Berita Jakarta
Auditornya Dilaporkan ke Ombudsman oleh Tom Lembong, Ini Tanggapan BPKP
BPKP menghormati langkah kuasa hukum Tom Lembong yang melaporkan auditor BPKP ke internalnya dan Ombudsman RI.
Penulis: Miftahul Munir | Editor: Feryanto Hadi
Laporan Wartawan Wartakotalive.com, Miftahul Munir
WARTAKOTALIVE.COM, PULOGADUNG - Mantan Menteri Perdagangan, Thomas Trikasih Lembong alias Tom Lembong melaporkan auditor Badan Pengawasan Keuangan dan Pembangunan (BPKP), Chusnul Khotimah usai bebas dari Rutan Cipinang, Jakarta Timur.
Auditor yang disebut-sebut lulusan CPNS 2024 itu dilaporkan Tom Lembong ke Ombudsman RI dan internal BPKP karena tidak profesional.
Menanggapi hal itu, Juru Bicara BPKP Gunawan Wibisono menjelaskan, audit yang dilakukan BPKP dalam perkara importasi gula dilaksanakan atas permintaan resmi Kejaksaan Agung Republik Indonesia dan berdasarkan standar audit yang berlaku.
"Dalam penugasan tersebut, tim auditor yang ditugaskan merupakan auditor-auditor pegawai BPKP berpengalaman yang telah bekerja secara profesional, independen, dan berintegritas. Tidak ada seorang pun dalam tim tersebut yang baru lulus seleksi administrasi CPNS tahun 2024 seperti ramai beredar," ujarnya, Kamis (7/8/2025).

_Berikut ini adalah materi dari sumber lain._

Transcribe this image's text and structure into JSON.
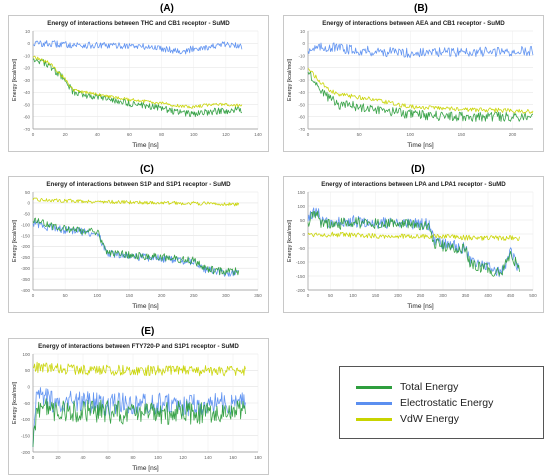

Ia pun menghormati langkah kuasa hukum Tom Lembong yang melaporkan auditor BPKP ke internalnya dan Ombudsman RI.
Gunawan menilai, laporan tersebut merupakan hak dari setiap warga Indonesia dan pihaknya akan mendampingi auditor yang diadukan.
"Namun demikian, kami juga memastikan bahwa kami akan senantiasa mendampingi auditor kami yang telah bekerja sesuai prosedur," tandasnya.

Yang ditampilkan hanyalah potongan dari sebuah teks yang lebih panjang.